Written and Illustrated by Eric Carle
Published by Philomel Books (2013).
ISBN: 0399164022 (ISBN13: 9780399164026). Borrowed from the Jurong West Public Library. Book photos taken by me.
Admittedly, I borrowed this book because it reminded me distinctly of Munich and Der Blaue Reiter, a group of artists who founded an art movement – including the likes of Franz Marc, Kandinsky, August Macke among others. I visited a number of museums featuring their works (including blue horses). I was also fortunate to be part of the library group who went to Kochel Am See to see the Franc Marc Museum, and Marc’s tombstone along with his wife (see my Photo Journal post).
This board book, however, did not go into much detail about the art movement. It simply celebrates how familiar animals can be rendered in different (often unexpected) colours.
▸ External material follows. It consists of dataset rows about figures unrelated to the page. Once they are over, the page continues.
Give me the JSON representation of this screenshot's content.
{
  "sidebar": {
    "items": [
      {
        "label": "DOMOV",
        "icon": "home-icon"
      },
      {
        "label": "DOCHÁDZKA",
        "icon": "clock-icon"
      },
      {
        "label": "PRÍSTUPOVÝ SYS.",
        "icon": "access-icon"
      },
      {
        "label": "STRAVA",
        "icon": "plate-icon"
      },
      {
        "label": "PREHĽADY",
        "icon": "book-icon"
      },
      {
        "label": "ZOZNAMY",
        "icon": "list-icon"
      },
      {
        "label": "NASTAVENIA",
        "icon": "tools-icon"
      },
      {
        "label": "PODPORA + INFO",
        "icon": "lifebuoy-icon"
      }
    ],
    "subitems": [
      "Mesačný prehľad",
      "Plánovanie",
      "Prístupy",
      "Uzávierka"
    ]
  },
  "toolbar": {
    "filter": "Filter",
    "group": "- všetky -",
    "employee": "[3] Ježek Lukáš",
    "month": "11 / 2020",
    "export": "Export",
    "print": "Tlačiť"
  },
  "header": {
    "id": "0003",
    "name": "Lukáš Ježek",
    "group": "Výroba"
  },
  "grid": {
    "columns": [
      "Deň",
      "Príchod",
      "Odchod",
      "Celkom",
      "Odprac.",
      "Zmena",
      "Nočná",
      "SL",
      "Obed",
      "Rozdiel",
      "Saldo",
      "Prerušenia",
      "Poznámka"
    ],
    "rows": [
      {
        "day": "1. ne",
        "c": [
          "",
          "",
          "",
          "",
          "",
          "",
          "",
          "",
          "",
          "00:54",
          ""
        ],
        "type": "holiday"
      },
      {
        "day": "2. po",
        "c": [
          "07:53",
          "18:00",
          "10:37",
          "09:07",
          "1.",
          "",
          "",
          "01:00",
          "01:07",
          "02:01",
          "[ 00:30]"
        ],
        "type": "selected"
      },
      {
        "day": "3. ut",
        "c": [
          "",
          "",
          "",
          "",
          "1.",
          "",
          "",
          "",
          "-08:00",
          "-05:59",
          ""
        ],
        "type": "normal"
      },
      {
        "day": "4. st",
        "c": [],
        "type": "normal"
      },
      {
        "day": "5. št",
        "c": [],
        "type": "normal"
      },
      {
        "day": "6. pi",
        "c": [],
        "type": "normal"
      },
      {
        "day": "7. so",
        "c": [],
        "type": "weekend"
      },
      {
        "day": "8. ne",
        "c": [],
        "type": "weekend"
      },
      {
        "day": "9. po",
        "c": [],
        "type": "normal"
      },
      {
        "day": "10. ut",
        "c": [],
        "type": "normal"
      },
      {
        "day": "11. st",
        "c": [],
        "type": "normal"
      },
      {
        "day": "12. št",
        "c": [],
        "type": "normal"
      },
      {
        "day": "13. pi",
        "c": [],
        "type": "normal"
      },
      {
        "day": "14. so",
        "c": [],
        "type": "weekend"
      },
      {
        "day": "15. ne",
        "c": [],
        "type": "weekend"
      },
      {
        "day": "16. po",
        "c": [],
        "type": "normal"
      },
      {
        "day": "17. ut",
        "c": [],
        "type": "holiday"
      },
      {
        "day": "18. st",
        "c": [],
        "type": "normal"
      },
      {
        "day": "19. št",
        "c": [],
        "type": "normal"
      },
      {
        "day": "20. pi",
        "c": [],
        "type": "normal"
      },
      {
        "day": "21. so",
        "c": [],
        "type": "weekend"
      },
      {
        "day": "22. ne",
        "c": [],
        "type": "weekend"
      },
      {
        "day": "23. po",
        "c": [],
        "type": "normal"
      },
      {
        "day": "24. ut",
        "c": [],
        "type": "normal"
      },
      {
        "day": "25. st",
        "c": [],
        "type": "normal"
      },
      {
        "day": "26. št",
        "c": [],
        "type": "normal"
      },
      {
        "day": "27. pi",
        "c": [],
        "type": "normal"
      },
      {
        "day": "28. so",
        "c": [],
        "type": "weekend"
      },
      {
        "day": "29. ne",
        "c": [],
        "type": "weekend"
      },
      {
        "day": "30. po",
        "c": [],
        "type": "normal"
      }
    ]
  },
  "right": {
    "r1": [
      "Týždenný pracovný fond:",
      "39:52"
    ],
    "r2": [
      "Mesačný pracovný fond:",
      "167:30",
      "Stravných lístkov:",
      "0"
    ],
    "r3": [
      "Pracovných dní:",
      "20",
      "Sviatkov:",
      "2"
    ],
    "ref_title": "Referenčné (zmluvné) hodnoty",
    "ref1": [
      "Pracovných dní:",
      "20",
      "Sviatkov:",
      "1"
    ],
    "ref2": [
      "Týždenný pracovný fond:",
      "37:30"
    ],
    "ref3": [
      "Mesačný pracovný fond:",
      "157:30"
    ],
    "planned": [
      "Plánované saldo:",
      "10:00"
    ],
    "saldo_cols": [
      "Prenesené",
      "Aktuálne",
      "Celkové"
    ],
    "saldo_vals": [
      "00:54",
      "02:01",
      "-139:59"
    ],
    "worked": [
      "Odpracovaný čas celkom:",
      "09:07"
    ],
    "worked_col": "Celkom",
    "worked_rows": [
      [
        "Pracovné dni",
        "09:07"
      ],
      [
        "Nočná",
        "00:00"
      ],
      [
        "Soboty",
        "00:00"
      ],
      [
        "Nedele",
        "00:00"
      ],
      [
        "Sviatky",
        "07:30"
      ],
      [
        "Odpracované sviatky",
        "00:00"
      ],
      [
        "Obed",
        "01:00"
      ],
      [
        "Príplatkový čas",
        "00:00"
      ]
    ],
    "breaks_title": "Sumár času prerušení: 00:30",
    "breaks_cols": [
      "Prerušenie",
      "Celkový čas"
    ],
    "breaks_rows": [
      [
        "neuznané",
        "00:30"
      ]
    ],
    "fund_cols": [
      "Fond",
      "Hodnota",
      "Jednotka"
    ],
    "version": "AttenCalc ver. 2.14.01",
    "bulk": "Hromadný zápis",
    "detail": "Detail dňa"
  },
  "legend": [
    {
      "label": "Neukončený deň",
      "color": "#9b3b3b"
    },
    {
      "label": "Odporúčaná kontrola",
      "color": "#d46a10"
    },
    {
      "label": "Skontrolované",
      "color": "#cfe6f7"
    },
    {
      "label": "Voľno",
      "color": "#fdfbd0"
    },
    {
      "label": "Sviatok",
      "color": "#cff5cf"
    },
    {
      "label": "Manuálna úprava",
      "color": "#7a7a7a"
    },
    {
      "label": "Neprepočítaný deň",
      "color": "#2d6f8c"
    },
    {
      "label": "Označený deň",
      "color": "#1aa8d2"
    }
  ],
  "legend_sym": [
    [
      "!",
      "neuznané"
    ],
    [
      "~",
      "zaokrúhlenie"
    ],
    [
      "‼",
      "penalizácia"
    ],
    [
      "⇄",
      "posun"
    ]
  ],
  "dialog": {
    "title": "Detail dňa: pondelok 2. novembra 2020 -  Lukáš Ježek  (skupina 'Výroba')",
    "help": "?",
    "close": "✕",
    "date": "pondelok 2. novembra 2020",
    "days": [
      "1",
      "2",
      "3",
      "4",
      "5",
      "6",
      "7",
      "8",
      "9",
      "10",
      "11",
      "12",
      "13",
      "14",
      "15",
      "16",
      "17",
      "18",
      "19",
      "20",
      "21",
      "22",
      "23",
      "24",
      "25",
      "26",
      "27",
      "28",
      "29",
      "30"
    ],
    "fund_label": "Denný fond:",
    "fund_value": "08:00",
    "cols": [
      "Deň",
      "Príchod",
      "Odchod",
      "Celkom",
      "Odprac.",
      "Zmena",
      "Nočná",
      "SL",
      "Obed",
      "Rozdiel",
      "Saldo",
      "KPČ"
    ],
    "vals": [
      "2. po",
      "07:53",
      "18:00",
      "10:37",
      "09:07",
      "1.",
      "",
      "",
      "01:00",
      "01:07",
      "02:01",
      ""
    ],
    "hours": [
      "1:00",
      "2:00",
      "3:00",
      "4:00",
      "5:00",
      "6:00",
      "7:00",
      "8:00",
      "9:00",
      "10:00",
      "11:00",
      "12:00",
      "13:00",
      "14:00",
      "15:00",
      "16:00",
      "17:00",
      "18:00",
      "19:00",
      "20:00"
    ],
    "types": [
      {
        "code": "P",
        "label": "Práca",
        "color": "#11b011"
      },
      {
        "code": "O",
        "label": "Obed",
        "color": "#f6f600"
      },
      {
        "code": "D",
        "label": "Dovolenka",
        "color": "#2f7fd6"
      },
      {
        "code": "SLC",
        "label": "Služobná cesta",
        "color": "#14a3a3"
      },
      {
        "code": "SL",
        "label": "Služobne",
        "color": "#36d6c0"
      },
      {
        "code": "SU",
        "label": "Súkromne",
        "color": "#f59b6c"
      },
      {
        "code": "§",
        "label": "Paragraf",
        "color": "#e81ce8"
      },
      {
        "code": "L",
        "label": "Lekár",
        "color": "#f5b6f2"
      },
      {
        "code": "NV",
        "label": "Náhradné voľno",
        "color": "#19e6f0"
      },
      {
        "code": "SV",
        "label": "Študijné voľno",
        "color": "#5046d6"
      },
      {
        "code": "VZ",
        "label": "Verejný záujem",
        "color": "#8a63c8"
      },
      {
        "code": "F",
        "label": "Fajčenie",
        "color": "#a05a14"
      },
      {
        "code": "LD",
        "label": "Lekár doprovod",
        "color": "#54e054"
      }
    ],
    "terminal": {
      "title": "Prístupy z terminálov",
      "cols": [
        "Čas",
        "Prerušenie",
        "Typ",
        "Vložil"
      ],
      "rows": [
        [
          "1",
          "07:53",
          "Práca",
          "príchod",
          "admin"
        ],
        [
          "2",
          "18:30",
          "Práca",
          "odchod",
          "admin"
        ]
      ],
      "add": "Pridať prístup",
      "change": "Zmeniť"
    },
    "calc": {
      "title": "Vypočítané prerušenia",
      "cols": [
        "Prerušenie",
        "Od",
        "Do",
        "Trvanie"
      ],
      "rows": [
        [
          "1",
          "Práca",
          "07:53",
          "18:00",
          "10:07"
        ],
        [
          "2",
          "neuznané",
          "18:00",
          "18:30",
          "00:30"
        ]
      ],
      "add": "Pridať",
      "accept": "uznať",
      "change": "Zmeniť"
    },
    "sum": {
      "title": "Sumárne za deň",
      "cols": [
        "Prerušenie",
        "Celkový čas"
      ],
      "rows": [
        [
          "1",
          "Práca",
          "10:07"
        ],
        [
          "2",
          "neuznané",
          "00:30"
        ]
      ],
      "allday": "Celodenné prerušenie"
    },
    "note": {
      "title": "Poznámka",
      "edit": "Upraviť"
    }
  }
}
I find this to be an all-too-important message, especially since a lot of young children are rigidly being taught that red is strictly for apples, purple for grapes, blue for skies, and no shades in between.
It is a subtle reminder of the beauty of dancing shades; and that on paper, as one creates something glorious, there is no fixed formula of how things ought to be done. As I was reading through the Goodreads review of other friends, apparently, there is more information provided in the longer picturebook version of this title, with notes regarding Eric Carle’s history as an artist and some information about Franz Marc. I will have to find that one too.
Written and Illustrated by Barney Saltzberg
Published by Workman Publishing Company (2010).
ISBN: 076115728X (ISBN13: 9780761157281). Borrowed from the Jurong West Public Library. Book photos taken by me.
This is a dynamic, fun, interactive book that transforms spills, stains, drips into something fantastic.
While I could anticipate how difficult it is to take care of books like this in the library (bane of pop-up or interactive titles), this is definitely worth the investment and the risk. It is cleverly executed and brilliantly packaged.
Despite the message being overwrought, Saltzberg conveyed it with unapologetic panache – indicating how reframing something and looking at the familiar with strange eyes (my favourite definition of creativity) can definitely make an Oops, infinitely beautiful.